(312c) Automated Detection of Yeast Genetic Engineering in Whole Genomes and Metagenomes with Prymetime | AIChE

(312c) Automated Detection of Yeast Genetic Engineering in Whole Genomes and Metagenomes with Prymetime


Young, E. - Presenter, Worcester Polytechnic Institute
Collins, J., Worcester Polytechnic Institute
Keating, K., Worcester Polytechnic Institute
Roehner, N., Raytheon BBN Technologies
Adler, A., SBOL Visual Working Group
Jones, T., Worcester Polytechnic Institute
Balaji, S., Worcester Polytechnic Institute
Como, M., Worcester Polytechnic Institute
Newlon, Z., Worcester Polytechnic Institute
Mitchell, T., Raytheon BBN Technologies
Yeast genomes can be assembled from sequencing data, but genetic engineering changes often fail to be resolved with accuracy, completeness, and contiguity. Further, searching for engineered sequences in sequence data is currently a manual process. To overcome these challenges, we applied nanopore assembly and short read error correction to create an integrated workflow that achieves accurate whole genome and plasmid sequences of engineered yeasts, automatically annotating synthetic biology parts. We named this workflow Prymetime, "Pipeline for Recombinant Yeast genoMEs That Illuminates Markers of Engineering."

Using Prymetime and a user-specified parts collection, we annotated the engineering within whole genomes of 15 engineered yeasts built from several Saccharomyces cerevisiae laboratory strains, Yarrowia lipolytica Po1f, and Komatagaella phaffii CBS 7435. We show that each pathway and plasmid can be correctly assembled and annotated, even in strains that have part repeats and multiple similar plasmids. Furthermore, the whole genomes are accurate, complete, and contiguous. We found that 40X sequencing depth of both nanopore and short reads was sufficient for accurate assembly, which reduces the resources needed for a complete yeast genome.

Finally, we used our validated workflow to identify engineering in metagenomic data. We combined reads from engineered yeast with a standard metagenomic NGS read set. We were able to correctly assemble and annotate the synthetic biology parts up to a 1:1000 dilution of the engineered yeast reads. Therefore, Prymetime can obtain high-quality de novo genome assemblies of engineered yeasts and label the engineering signatures within them, facilitating verification of yeast engineering and identification of engineering within isolates and metagenomes.

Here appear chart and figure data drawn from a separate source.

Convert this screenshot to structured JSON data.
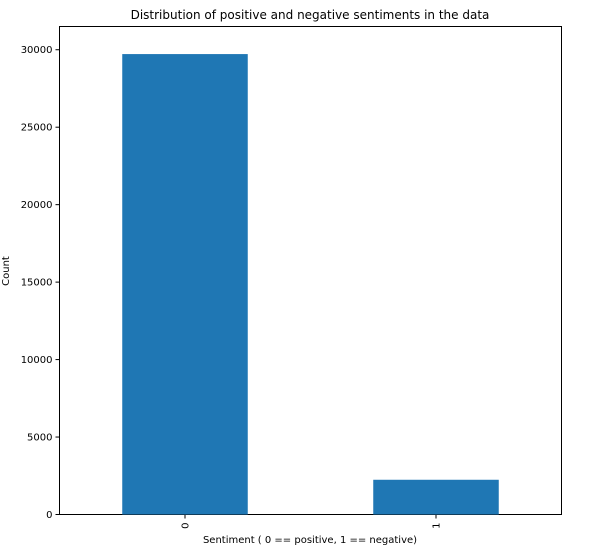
{
  "chart_data": {
    "type": "bar",
    "title": "Distribution of positive and negative sentiments in the data",
    "xlabel": "Sentiment ( 0 == positive, 1 == negative)",
    "ylabel": "Count",
    "categories": [
      "0",
      "1"
    ],
    "values": [
      29720,
      2242
    ],
    "ylim": [
      0,
      31500
    ],
    "yticks": [
      0,
      5000,
      10000,
      15000,
      20000,
      25000,
      30000
    ],
    "ytick_labels": [
      "0",
      "5000",
      "10000",
      "15000",
      "20000",
      "25000",
      "30000"
    ],
    "bar_color": "#1f77b4",
    "grid": false,
    "legend": "none"
  }
}
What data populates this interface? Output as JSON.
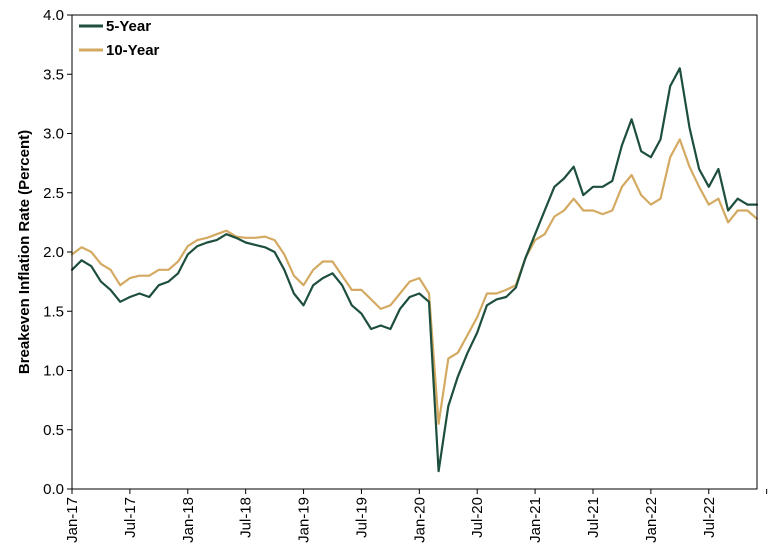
{
  "chart_data": {
    "type": "line",
    "title": "",
    "xlabel": "",
    "ylabel": "Breakeven Inflation Rate (Percent)",
    "ylim": [
      0.0,
      4.0
    ],
    "xlim": [
      "2017-01",
      "2022-12"
    ],
    "grid": false,
    "legend_position": "top-left",
    "y_ticks": [
      "0.0",
      "0.5",
      "1.0",
      "1.5",
      "2.0",
      "2.5",
      "3.0",
      "3.5",
      "4.0"
    ],
    "x_ticks": [
      {
        "label": "Jan-17",
        "date": "2017-01"
      },
      {
        "label": "Jul-17",
        "date": "2017-07"
      },
      {
        "label": "Jan-18",
        "date": "2018-01"
      },
      {
        "label": "Jul-18",
        "date": "2018-07"
      },
      {
        "label": "Jan-19",
        "date": "2019-01"
      },
      {
        "label": "Jul-19",
        "date": "2019-07"
      },
      {
        "label": "Jan-20",
        "date": "2020-01"
      },
      {
        "label": "Jul-20",
        "date": "2020-07"
      },
      {
        "label": "Jan-21",
        "date": "2021-01"
      },
      {
        "label": "Jul-21",
        "date": "2021-07"
      },
      {
        "label": "Jan-22",
        "date": "2022-01"
      },
      {
        "label": "Jul-22",
        "date": "2022-07"
      }
    ],
    "series": [
      {
        "name": "5-Year",
        "color": "#1d4f3c",
        "points": [
          [
            "2017-01",
            1.85
          ],
          [
            "2017-02",
            1.93
          ],
          [
            "2017-03",
            1.88
          ],
          [
            "2017-04",
            1.75
          ],
          [
            "2017-05",
            1.68
          ],
          [
            "2017-06",
            1.58
          ],
          [
            "2017-07",
            1.62
          ],
          [
            "2017-08",
            1.65
          ],
          [
            "2017-09",
            1.62
          ],
          [
            "2017-10",
            1.72
          ],
          [
            "2017-11",
            1.75
          ],
          [
            "2017-12",
            1.82
          ],
          [
            "2018-01",
            1.98
          ],
          [
            "2018-02",
            2.05
          ],
          [
            "2018-03",
            2.08
          ],
          [
            "2018-04",
            2.1
          ],
          [
            "2018-05",
            2.15
          ],
          [
            "2018-06",
            2.12
          ],
          [
            "2018-07",
            2.08
          ],
          [
            "2018-08",
            2.06
          ],
          [
            "2018-09",
            2.04
          ],
          [
            "2018-10",
            2.0
          ],
          [
            "2018-11",
            1.85
          ],
          [
            "2018-12",
            1.65
          ],
          [
            "2019-01",
            1.55
          ],
          [
            "2019-02",
            1.72
          ],
          [
            "2019-03",
            1.78
          ],
          [
            "2019-04",
            1.82
          ],
          [
            "2019-05",
            1.72
          ],
          [
            "2019-06",
            1.55
          ],
          [
            "2019-07",
            1.48
          ],
          [
            "2019-08",
            1.35
          ],
          [
            "2019-09",
            1.38
          ],
          [
            "2019-10",
            1.35
          ],
          [
            "2019-11",
            1.52
          ],
          [
            "2019-12",
            1.62
          ],
          [
            "2020-01",
            1.65
          ],
          [
            "2020-02",
            1.58
          ],
          [
            "2020-03",
            0.15
          ],
          [
            "2020-04",
            0.7
          ],
          [
            "2020-05",
            0.95
          ],
          [
            "2020-06",
            1.15
          ],
          [
            "2020-07",
            1.32
          ],
          [
            "2020-08",
            1.55
          ],
          [
            "2020-09",
            1.6
          ],
          [
            "2020-10",
            1.62
          ],
          [
            "2020-11",
            1.7
          ],
          [
            "2020-12",
            1.95
          ],
          [
            "2021-01",
            2.15
          ],
          [
            "2021-02",
            2.35
          ],
          [
            "2021-03",
            2.55
          ],
          [
            "2021-04",
            2.62
          ],
          [
            "2021-05",
            2.72
          ],
          [
            "2021-06",
            2.48
          ],
          [
            "2021-07",
            2.55
          ],
          [
            "2021-08",
            2.55
          ],
          [
            "2021-09",
            2.6
          ],
          [
            "2021-10",
            2.9
          ],
          [
            "2021-11",
            3.12
          ],
          [
            "2021-12",
            2.85
          ],
          [
            "2022-01",
            2.8
          ],
          [
            "2022-02",
            2.95
          ],
          [
            "2022-03",
            3.4
          ],
          [
            "2022-04",
            3.55
          ],
          [
            "2022-05",
            3.05
          ],
          [
            "2022-06",
            2.7
          ],
          [
            "2022-07",
            2.55
          ],
          [
            "2022-08",
            2.7
          ],
          [
            "2022-09",
            2.35
          ],
          [
            "2022-10",
            2.45
          ],
          [
            "2022-11",
            2.4
          ],
          [
            "2022-12",
            2.4
          ]
        ]
      },
      {
        "name": "10-Year",
        "color": "#d4aa62",
        "points": [
          [
            "2017-01",
            1.98
          ],
          [
            "2017-02",
            2.04
          ],
          [
            "2017-03",
            2.0
          ],
          [
            "2017-04",
            1.9
          ],
          [
            "2017-05",
            1.85
          ],
          [
            "2017-06",
            1.72
          ],
          [
            "2017-07",
            1.78
          ],
          [
            "2017-08",
            1.8
          ],
          [
            "2017-09",
            1.8
          ],
          [
            "2017-10",
            1.85
          ],
          [
            "2017-11",
            1.85
          ],
          [
            "2017-12",
            1.92
          ],
          [
            "2018-01",
            2.05
          ],
          [
            "2018-02",
            2.1
          ],
          [
            "2018-03",
            2.12
          ],
          [
            "2018-04",
            2.15
          ],
          [
            "2018-05",
            2.18
          ],
          [
            "2018-06",
            2.13
          ],
          [
            "2018-07",
            2.12
          ],
          [
            "2018-08",
            2.12
          ],
          [
            "2018-09",
            2.13
          ],
          [
            "2018-10",
            2.1
          ],
          [
            "2018-11",
            1.98
          ],
          [
            "2018-12",
            1.8
          ],
          [
            "2019-01",
            1.72
          ],
          [
            "2019-02",
            1.85
          ],
          [
            "2019-03",
            1.92
          ],
          [
            "2019-04",
            1.92
          ],
          [
            "2019-05",
            1.8
          ],
          [
            "2019-06",
            1.68
          ],
          [
            "2019-07",
            1.68
          ],
          [
            "2019-08",
            1.6
          ],
          [
            "2019-09",
            1.52
          ],
          [
            "2019-10",
            1.55
          ],
          [
            "2019-11",
            1.65
          ],
          [
            "2019-12",
            1.75
          ],
          [
            "2020-01",
            1.78
          ],
          [
            "2020-02",
            1.65
          ],
          [
            "2020-03",
            0.55
          ],
          [
            "2020-04",
            1.1
          ],
          [
            "2020-05",
            1.15
          ],
          [
            "2020-06",
            1.3
          ],
          [
            "2020-07",
            1.45
          ],
          [
            "2020-08",
            1.65
          ],
          [
            "2020-09",
            1.65
          ],
          [
            "2020-10",
            1.68
          ],
          [
            "2020-11",
            1.72
          ],
          [
            "2020-12",
            1.95
          ],
          [
            "2021-01",
            2.1
          ],
          [
            "2021-02",
            2.15
          ],
          [
            "2021-03",
            2.3
          ],
          [
            "2021-04",
            2.35
          ],
          [
            "2021-05",
            2.45
          ],
          [
            "2021-06",
            2.35
          ],
          [
            "2021-07",
            2.35
          ],
          [
            "2021-08",
            2.32
          ],
          [
            "2021-09",
            2.35
          ],
          [
            "2021-10",
            2.55
          ],
          [
            "2021-11",
            2.65
          ],
          [
            "2021-12",
            2.48
          ],
          [
            "2022-01",
            2.4
          ],
          [
            "2022-02",
            2.45
          ],
          [
            "2022-03",
            2.8
          ],
          [
            "2022-04",
            2.95
          ],
          [
            "2022-05",
            2.72
          ],
          [
            "2022-06",
            2.55
          ],
          [
            "2022-07",
            2.4
          ],
          [
            "2022-08",
            2.45
          ],
          [
            "2022-09",
            2.25
          ],
          [
            "2022-10",
            2.35
          ],
          [
            "2022-11",
            2.35
          ],
          [
            "2022-12",
            2.28
          ]
        ]
      }
    ]
  }
}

Engineered yeast are becoming ever more prevalent as cell factories for fuels, chemicals, and pharmaceuticals. Additionally, evolutionary and combinatorial strain engineering strategies produce more strains than can be reasonably sequenced and manually validated. Prymetime is a step towards overcoming these challenges, as it can be used to verify and detect engineering. This capability can apply to quality control of strain construction, monitoring waste streams for release of engineered organisms, and detection of synthetic biology parts in unknown samples.